Computing the cache key is clearly the most interesting part. Hashing the GPU program source code is an obvious first start, but we also include the compiler options (which include tuning parameters and such). If the GPU program has changed, which happens when the original Futhark program is modified, the hash will change, and so any old cache file will be considered invalid.

The specific hash algorithm is not terribly important, as there are no security aspects to consider. Using a cryptographic hash would be safe, but also overkill in terms of code complexity. Instead we use an adaptation of djb2, which is not any more complicated than a basic random number generator. Since djb2 produces only a single 32-bit word as output, and we need 8 of them to form our 32-byte cache key, I modified it to also store some of its intermediate states. I don’t know for certain that this actually reduces the risk of collisions, but it should certainly not increase it.

Finer points

There are some subtle parts of this design that are worth elaborating. First, one common way to implement a cache as above is to use content-addressable storage, where the hash itself is used to construct a file name for the cache. This means that different users that happen to cache the same data can use the same cache entry. For Futhark, such reuse is exceedingly unlikely. Also, it has the downside that it is non-obvious when the cache entries have no users left and can be deleted. Futhark’s caching mechanism is supposed to connect each program with one cache file, and if the program changes, then the “old” cache is automatically replaced with the new one. This should hopefully avoid an eternally growing cache of compiled GPU code artefacts.

Another interesting detail is that even should all the safeguards fail and Futhark load a compiled GPU program from a stale cache, there is a final bulwark: if the GPU driver fails to load the program (perhaps because it’s from an older version of the driver), Futhark will behave just as if the cache was invalid, and recompile the GPU program from the embedded source code. The only real failure scenario (which is hopefully rare) is if we load an invalid compiled program that the GPU driver still accepts.

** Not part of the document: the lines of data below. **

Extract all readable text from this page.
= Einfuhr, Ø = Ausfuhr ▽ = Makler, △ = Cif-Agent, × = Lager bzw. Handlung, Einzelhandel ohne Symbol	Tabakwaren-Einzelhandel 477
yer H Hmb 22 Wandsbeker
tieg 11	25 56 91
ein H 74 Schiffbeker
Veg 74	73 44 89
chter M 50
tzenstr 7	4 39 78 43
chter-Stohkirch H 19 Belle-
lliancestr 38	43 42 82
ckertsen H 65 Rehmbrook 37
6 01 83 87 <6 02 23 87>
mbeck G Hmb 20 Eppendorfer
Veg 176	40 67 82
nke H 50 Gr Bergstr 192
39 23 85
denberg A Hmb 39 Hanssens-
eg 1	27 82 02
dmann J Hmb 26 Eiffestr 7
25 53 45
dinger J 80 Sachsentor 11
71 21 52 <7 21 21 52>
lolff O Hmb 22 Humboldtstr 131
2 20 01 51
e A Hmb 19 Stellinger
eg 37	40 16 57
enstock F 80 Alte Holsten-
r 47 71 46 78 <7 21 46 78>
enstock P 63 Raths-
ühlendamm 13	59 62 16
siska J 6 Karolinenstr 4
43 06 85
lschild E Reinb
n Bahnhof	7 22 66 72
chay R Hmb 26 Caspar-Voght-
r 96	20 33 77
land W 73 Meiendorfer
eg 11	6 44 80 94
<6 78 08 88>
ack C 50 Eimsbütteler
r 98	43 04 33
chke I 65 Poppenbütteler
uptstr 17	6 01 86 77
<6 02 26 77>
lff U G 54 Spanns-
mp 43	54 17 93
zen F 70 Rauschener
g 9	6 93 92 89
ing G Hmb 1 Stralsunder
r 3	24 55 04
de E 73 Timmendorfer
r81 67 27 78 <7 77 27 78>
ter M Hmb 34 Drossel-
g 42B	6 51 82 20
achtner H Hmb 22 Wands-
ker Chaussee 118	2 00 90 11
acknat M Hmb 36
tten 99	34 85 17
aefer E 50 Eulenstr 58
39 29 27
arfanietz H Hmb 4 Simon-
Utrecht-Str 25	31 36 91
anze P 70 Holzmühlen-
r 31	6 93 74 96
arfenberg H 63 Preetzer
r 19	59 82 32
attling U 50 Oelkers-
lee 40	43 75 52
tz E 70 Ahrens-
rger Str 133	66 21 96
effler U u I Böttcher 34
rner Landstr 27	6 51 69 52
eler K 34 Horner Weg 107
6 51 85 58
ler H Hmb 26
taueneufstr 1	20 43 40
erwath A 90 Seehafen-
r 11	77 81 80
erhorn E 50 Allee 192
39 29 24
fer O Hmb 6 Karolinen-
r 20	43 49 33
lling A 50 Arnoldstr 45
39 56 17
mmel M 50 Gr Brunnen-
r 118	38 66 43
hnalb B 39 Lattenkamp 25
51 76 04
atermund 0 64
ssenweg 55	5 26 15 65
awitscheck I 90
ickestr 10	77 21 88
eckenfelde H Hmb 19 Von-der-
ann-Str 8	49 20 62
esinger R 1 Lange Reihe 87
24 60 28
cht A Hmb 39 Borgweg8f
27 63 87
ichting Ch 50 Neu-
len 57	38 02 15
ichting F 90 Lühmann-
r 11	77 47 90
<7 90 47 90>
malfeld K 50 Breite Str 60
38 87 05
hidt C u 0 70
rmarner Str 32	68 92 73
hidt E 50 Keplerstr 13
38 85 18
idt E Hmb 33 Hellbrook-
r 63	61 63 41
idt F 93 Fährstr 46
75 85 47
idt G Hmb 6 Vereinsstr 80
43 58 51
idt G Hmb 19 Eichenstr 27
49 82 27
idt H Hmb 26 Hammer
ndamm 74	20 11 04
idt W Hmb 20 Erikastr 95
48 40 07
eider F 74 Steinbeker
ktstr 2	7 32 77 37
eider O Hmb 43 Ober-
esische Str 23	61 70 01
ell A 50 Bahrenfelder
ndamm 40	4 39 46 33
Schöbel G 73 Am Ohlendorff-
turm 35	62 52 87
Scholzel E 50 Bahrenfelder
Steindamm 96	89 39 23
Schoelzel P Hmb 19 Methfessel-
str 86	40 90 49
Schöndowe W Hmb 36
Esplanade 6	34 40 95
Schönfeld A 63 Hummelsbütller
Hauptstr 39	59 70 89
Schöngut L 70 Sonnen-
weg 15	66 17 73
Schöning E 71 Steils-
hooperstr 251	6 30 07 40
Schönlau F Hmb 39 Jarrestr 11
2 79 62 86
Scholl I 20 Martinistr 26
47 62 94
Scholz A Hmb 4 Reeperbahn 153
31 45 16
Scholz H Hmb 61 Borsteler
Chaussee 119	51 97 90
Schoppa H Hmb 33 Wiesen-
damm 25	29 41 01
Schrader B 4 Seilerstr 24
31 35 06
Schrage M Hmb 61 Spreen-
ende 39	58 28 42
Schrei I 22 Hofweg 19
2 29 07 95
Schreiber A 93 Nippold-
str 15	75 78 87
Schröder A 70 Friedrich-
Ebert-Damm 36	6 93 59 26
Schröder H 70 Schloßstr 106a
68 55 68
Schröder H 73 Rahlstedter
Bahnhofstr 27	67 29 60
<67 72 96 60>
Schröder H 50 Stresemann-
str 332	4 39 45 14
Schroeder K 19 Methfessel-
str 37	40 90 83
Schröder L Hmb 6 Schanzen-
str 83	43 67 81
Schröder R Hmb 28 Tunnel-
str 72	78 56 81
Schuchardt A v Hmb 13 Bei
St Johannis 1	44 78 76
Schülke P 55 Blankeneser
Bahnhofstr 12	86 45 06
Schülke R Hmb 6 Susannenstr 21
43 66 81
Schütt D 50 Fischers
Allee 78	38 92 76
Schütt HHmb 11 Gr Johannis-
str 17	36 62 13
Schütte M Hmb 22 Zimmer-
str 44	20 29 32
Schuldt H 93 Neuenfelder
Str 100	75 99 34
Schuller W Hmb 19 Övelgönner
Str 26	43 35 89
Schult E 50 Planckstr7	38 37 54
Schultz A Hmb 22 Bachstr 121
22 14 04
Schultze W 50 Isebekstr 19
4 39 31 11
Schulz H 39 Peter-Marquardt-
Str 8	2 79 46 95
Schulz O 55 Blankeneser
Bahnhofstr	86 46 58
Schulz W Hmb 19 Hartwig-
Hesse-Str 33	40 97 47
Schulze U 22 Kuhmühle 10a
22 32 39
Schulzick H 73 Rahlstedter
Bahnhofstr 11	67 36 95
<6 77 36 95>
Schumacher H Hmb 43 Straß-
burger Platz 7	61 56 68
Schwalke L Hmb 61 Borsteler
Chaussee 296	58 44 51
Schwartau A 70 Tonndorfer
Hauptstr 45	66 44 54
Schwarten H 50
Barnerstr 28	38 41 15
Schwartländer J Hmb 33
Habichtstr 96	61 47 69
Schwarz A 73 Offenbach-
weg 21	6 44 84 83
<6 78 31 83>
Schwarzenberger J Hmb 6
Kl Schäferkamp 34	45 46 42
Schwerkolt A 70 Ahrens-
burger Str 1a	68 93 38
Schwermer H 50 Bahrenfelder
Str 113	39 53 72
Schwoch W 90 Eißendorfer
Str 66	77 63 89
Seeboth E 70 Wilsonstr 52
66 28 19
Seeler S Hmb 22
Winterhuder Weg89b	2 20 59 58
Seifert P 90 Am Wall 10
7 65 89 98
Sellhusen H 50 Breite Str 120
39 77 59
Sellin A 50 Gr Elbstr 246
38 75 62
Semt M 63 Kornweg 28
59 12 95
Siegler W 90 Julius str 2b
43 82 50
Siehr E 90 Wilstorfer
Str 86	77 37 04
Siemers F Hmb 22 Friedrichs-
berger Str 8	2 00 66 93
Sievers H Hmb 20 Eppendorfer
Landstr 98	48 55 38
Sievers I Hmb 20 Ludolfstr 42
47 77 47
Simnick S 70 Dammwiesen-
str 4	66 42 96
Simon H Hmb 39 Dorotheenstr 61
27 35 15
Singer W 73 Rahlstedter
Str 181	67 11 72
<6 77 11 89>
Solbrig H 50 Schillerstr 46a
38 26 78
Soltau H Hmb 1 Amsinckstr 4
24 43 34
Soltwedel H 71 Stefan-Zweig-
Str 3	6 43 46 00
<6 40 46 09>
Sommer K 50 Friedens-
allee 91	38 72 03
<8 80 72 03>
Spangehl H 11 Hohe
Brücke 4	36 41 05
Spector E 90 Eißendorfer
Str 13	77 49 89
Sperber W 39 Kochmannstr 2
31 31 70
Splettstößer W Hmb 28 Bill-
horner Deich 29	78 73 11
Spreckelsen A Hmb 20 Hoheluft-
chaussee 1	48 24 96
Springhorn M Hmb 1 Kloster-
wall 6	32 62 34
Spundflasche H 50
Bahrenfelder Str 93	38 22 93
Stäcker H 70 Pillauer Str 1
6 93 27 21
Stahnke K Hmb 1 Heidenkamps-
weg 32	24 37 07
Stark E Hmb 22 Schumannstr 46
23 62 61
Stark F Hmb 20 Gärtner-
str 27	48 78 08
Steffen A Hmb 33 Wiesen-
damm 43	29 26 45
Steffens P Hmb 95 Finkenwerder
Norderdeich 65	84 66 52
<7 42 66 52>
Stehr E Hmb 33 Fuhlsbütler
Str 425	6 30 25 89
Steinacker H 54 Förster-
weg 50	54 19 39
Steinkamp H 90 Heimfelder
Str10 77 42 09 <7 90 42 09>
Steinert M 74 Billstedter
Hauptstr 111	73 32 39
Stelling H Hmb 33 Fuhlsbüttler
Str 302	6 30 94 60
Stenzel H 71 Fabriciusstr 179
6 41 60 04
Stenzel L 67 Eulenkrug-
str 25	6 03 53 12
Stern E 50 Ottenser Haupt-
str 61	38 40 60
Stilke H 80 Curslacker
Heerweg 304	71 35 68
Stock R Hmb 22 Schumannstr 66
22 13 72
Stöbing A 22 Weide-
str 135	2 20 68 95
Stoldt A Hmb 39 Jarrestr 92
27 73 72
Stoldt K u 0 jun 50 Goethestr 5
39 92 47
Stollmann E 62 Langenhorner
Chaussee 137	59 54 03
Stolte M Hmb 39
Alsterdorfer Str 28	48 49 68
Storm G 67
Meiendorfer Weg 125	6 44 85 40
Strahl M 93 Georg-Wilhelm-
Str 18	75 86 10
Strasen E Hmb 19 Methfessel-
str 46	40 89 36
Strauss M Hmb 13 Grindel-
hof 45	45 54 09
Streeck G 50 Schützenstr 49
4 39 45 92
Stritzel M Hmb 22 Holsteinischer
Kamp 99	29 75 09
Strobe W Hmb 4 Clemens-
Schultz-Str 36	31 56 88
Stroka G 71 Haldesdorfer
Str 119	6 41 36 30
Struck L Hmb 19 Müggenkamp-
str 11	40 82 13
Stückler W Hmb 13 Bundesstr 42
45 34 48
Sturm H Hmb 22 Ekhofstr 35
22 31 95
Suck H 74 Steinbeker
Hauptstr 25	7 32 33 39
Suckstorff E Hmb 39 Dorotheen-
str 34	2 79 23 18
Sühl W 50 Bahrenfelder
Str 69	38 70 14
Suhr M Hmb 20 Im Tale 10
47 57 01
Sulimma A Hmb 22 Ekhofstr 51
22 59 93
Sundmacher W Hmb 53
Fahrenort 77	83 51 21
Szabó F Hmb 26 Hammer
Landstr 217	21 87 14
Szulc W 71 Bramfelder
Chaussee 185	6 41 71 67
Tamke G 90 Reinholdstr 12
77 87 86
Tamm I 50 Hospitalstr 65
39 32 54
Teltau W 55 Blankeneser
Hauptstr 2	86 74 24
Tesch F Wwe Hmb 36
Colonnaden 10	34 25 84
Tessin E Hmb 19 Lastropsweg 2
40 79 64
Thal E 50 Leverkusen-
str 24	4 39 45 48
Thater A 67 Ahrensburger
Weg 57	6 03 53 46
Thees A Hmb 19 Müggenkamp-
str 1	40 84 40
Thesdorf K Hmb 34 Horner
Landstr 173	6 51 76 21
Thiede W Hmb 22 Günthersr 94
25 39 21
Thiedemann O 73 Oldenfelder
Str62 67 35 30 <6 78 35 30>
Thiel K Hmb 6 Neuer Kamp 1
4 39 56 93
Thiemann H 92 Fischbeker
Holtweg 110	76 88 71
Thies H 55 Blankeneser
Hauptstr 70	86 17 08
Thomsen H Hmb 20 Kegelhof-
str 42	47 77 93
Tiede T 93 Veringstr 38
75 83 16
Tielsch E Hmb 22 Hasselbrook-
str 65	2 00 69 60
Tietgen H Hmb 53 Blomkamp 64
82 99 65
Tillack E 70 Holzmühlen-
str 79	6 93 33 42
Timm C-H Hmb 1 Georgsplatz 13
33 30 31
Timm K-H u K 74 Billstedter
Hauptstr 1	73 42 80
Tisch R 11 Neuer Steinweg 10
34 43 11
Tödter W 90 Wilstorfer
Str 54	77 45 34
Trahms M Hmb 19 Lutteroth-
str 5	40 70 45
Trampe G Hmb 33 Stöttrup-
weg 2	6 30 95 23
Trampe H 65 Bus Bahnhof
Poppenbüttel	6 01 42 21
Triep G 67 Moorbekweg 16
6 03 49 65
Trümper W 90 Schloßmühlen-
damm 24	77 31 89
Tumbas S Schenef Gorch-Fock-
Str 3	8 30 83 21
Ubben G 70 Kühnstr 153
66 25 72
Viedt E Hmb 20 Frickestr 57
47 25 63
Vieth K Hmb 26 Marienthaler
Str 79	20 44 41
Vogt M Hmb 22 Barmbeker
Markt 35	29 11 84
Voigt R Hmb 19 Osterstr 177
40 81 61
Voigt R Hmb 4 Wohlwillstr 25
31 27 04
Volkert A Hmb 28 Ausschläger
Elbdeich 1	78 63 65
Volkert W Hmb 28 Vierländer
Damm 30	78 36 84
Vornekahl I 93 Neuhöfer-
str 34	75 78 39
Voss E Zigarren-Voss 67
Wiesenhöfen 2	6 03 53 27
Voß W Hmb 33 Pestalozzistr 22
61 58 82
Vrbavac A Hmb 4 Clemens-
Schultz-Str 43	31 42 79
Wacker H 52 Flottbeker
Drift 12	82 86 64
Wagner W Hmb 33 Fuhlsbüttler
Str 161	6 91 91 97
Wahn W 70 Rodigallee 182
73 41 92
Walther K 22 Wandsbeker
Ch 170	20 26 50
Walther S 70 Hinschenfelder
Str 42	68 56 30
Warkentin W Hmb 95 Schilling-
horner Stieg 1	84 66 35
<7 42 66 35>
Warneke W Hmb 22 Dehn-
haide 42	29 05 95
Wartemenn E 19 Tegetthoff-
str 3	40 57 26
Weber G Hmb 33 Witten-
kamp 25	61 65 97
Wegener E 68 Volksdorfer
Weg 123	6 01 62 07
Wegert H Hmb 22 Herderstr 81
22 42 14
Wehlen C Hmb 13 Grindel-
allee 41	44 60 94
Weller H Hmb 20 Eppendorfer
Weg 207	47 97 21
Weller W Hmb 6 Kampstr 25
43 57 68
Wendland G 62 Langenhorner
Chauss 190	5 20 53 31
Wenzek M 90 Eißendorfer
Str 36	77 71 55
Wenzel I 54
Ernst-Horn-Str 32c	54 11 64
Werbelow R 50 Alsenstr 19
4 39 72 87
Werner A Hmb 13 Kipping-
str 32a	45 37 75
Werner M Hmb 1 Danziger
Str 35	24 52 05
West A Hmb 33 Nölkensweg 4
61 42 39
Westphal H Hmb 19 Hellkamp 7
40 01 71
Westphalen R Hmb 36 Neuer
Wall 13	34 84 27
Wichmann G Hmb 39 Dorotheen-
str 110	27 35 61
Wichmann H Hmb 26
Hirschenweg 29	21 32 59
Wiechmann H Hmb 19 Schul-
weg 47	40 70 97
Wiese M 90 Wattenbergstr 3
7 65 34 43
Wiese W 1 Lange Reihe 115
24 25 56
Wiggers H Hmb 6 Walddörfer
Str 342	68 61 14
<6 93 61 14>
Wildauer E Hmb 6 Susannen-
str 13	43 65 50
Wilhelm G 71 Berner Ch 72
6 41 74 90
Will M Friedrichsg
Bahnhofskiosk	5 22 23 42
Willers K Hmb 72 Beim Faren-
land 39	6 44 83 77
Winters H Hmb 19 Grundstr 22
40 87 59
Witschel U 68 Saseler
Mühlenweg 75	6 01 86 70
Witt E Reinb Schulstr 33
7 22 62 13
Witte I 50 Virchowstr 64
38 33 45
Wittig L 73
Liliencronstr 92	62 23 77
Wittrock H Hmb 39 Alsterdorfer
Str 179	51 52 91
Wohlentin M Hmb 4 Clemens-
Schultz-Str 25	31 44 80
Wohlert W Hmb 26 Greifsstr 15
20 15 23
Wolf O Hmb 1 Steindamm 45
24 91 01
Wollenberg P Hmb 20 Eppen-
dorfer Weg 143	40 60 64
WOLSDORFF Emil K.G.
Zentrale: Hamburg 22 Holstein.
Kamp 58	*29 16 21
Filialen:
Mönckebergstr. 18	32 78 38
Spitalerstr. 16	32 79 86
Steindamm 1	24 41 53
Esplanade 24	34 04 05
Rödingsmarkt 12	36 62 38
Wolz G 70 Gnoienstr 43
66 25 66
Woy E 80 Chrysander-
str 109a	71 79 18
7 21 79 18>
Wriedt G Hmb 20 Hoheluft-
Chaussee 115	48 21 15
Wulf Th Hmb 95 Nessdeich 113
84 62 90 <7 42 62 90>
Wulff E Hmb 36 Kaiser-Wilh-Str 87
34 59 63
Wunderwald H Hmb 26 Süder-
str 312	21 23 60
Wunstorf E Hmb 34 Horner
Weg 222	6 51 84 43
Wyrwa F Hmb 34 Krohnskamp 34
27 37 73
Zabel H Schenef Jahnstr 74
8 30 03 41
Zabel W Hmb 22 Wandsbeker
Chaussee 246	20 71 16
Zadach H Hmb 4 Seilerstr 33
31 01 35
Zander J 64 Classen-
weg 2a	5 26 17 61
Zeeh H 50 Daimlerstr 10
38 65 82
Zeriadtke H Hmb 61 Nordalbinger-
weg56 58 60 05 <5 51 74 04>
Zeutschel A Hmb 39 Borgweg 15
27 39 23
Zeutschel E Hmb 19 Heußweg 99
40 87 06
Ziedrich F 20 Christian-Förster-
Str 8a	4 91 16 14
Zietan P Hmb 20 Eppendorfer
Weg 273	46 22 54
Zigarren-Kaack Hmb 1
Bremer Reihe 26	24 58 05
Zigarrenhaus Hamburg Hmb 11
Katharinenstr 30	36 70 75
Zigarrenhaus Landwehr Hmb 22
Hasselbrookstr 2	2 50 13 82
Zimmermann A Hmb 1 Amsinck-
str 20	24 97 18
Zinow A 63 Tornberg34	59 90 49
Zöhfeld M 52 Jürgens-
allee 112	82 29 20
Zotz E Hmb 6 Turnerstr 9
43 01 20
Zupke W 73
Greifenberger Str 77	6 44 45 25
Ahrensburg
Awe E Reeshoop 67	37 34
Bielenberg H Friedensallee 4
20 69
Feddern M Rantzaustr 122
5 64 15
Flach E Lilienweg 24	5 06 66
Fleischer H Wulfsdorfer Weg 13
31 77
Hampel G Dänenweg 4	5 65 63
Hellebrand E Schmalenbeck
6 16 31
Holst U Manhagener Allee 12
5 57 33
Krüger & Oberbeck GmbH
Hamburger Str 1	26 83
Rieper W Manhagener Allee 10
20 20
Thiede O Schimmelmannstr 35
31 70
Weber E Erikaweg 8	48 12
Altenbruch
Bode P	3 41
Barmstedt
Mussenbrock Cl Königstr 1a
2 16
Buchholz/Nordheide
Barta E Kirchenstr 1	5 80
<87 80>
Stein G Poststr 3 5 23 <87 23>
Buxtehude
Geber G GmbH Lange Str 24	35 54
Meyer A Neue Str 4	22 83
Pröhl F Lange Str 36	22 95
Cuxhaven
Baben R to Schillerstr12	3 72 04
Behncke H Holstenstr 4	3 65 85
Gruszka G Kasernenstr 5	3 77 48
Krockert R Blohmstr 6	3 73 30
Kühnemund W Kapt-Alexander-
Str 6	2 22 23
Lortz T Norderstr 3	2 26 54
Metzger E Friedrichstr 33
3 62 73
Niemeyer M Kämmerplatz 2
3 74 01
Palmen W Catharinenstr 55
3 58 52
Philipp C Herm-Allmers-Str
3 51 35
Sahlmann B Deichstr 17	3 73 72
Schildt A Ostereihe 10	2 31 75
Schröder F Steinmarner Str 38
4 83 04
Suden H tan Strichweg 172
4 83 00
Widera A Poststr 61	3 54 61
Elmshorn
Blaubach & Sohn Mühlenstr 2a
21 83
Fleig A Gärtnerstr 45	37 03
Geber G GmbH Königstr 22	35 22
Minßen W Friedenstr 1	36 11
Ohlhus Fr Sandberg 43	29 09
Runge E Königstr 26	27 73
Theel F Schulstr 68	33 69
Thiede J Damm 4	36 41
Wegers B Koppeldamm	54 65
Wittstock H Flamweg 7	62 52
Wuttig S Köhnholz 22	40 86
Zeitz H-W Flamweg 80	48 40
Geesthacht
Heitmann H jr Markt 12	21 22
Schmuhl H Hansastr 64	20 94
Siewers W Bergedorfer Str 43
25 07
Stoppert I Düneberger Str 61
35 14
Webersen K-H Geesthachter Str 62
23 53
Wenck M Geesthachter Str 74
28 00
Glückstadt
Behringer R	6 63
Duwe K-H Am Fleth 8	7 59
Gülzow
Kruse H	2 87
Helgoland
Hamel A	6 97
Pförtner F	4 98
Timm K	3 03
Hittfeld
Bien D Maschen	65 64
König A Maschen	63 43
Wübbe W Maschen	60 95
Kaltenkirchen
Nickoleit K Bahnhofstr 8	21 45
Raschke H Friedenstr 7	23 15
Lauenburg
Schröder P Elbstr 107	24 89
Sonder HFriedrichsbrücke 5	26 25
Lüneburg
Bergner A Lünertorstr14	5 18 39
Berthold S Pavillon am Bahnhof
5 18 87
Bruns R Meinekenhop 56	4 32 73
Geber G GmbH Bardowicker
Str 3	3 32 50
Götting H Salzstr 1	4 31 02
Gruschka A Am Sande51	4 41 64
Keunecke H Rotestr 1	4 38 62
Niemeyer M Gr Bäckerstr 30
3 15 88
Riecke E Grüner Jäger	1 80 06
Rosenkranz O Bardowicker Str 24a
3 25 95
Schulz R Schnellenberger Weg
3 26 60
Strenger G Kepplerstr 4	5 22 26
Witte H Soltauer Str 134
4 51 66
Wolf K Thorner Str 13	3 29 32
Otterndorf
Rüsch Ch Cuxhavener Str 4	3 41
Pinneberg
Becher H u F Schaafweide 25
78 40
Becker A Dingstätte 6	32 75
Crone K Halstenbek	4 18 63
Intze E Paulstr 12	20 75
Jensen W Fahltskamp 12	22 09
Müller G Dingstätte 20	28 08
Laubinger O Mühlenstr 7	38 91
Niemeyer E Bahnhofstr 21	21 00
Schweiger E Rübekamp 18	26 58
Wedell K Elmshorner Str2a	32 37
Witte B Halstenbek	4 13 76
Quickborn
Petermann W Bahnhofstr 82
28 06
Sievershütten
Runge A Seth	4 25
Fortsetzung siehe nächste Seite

One downside of the automation is that it is not easy for the user to see whether caching is successful. This is tragic when caching fails for some silly reason that is easy to fix, such as having forgotten to create the directory containing the cache file. The only way to observe such failures is to enable Futhark’s logging mode and inspect the log output. Not ideal, but we will see whether it becomes a problem in practice.

Worth it?

So was this worth the effort? Yes. The heston32 program starts in 0.35s with a valid cache file, as opposed to 6.3s without one. The remaining startup time is mostly down to driver initialisation, which cannot be avoided, and is independent of the size of the Futhark program. This means Futhark is still not a good choice for short-running command line programs, or at least not when using the GPU backends.

In conclusion, while the use of caching does not strictly speaking make Futhark code run any faster, it certainly does make it launch much faster. Some users might appreciate this.